Art History in Jane Eyre (2011)

To purchase this movie, click on the cover.

To read a public domain edition, click on this link.

I don’t think I need to recap Bronte’s tale, do I?

To start, I love the movie’s depiction of Thornfield Hall.  The set designers clearly wanted to create an ancient, oppressive, and dark atmosphere with the stone walls and thick, immense tapestries covering the interiors.  In fact, the estates’ lack of light holds down the characters, and symbolizes the awful secrets that chain the people living there.  When Bertha Mason burns down the Hall, she liberates everyone from those chains.

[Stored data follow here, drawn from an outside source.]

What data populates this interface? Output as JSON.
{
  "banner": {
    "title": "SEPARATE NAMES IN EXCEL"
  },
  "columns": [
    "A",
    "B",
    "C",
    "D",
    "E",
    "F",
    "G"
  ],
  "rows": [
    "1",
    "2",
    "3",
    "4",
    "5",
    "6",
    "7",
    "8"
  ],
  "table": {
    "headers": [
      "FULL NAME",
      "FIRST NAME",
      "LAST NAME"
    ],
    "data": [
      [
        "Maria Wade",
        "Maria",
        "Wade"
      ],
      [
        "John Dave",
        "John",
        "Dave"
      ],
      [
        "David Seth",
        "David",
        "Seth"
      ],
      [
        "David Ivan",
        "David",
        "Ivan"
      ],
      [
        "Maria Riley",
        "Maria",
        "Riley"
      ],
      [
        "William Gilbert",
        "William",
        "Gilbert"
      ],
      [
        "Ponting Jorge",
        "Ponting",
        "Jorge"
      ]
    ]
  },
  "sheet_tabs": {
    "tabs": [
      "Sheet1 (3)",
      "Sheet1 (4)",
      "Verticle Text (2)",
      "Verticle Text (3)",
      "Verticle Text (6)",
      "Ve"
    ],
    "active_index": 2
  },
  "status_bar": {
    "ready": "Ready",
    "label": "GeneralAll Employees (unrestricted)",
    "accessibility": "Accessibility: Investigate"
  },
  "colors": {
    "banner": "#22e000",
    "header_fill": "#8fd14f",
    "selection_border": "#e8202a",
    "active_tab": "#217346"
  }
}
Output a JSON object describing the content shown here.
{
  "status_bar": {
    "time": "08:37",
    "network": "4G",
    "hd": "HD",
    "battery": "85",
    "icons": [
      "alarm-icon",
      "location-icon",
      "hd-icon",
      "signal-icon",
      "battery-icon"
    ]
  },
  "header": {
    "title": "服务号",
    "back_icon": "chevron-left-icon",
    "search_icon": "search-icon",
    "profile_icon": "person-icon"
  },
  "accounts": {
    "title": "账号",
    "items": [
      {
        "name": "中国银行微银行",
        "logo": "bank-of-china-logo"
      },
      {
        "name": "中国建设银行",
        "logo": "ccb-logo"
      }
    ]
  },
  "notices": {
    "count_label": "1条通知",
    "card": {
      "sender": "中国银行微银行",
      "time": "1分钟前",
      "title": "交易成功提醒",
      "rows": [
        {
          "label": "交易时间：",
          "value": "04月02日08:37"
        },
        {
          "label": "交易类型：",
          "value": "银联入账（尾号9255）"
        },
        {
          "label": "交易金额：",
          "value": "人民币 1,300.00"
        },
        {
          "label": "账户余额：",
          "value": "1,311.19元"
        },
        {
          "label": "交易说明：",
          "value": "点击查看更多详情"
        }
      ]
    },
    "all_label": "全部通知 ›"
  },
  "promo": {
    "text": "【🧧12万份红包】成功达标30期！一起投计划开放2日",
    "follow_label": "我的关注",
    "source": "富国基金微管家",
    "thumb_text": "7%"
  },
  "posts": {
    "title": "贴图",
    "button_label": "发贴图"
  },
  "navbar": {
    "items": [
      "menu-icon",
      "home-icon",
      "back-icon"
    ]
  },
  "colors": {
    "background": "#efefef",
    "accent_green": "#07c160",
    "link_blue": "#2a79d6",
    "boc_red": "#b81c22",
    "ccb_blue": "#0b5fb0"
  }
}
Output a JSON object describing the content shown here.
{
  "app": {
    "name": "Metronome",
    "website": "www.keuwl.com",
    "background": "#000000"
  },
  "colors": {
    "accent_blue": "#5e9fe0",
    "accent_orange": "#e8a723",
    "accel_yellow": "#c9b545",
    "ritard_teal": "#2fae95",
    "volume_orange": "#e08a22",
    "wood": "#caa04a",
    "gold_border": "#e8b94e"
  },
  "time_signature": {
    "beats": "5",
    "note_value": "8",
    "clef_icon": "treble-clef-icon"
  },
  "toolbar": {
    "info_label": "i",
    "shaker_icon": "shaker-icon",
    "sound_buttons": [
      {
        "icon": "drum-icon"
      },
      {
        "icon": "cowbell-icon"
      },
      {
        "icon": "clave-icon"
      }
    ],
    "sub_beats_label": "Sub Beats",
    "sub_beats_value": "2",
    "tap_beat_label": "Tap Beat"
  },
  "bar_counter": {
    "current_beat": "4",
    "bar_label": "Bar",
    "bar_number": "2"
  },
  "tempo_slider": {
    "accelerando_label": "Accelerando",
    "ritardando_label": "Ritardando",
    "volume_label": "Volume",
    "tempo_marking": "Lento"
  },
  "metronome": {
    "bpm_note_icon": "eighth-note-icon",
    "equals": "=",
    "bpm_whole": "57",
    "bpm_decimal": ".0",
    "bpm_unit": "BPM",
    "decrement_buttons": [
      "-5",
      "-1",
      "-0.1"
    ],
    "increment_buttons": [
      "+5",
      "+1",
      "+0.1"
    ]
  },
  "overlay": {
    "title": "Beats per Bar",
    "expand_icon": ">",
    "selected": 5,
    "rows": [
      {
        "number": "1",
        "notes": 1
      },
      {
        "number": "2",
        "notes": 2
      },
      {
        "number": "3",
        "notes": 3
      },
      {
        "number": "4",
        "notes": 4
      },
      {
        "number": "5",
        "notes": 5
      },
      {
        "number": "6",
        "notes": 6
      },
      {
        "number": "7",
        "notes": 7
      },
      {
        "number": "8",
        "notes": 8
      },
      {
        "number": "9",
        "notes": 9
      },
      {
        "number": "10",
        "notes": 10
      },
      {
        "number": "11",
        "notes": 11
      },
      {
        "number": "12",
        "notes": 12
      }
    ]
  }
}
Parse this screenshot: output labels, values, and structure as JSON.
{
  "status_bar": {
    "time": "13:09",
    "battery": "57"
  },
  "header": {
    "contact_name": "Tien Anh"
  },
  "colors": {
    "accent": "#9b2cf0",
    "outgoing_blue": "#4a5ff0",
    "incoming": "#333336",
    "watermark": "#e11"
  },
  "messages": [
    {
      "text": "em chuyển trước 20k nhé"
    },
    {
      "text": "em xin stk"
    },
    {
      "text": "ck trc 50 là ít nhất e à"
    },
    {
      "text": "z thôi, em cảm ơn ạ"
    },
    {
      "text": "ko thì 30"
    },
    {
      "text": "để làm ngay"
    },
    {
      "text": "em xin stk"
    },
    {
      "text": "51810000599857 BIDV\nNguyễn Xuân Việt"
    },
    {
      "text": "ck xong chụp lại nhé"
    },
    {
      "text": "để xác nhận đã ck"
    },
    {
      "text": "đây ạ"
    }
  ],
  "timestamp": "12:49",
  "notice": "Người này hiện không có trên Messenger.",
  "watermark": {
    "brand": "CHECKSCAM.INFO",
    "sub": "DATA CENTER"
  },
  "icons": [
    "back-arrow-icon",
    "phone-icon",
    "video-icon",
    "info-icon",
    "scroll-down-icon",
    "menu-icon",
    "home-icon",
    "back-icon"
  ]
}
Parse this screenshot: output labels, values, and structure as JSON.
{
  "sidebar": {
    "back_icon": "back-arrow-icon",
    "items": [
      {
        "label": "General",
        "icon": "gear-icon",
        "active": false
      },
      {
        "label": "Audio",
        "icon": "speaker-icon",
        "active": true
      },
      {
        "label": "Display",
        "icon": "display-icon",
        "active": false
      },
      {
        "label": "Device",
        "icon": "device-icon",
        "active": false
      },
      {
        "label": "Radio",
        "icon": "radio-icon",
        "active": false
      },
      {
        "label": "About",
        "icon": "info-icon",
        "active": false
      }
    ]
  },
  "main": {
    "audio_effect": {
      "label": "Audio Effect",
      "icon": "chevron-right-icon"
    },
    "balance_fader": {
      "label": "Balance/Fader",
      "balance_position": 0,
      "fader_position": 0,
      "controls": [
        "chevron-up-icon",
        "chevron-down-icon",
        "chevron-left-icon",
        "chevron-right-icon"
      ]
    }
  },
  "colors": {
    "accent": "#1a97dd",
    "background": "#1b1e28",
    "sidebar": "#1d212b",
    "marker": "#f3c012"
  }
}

I also must write about the paintings featured prominently in the film.  Such as one (possibly of French Rococo origins) painting of a nude woman (possibly Venus) lying about with a Cupid character.  We see it two times in the film.  The first time when Jane moves in and the second time when she examines the painting.  As she inspects it, the camera moves up the female subject’s body.  I have not been able to identify this painting, so if anyone knows, please let me know in the comment section.

So why use the painting?  To call back the previous scene where Rochester implies that he will always satisfy his carnal desires?  To show Jane’s curiosity in an artwork that represents a world far beyond her innocent and cloistered life?  She said she had no idea what Rochester meant when he talked about lusting after a virgin.  Also, she’s an artist herself, so I imagine her comparing the painting to her own work.

The movie uses two other artworks that act as allegories on how Rochester treats Jane.  For example, when Eyre leaves the sitting room after listening to Blanche Ingram and others disparage governesses, Rochester follows her.  When he questions her escape attempt, behind him hangs a painting depicting a dog coming after a bird in flight.  The motif of comparing Jane to a bird shows up repeatedly in the film.

On the second piece of art.  In Rochester’s drawing-room, there hangs a tapestry bearing a similar design to The Unicorn Found from The Hunt of the Unicorn series.  Seriously, the tapestry in the film has the same fountain found in the example above this paragraph.  The work hangs behind Rochester while he compares Jane to otherworldly beings, aggressively inquires about her life, and vents his frustrations. In other words, both artworks symbolize Rochester’s treatment of Jane.

All in all, I enjoyed this film and picking out the visual hints in certain scenes.

ETA: Tweaked a sentence.

ETA: Tweaked a sentence.

ETA: These tweaks happened in August 2014.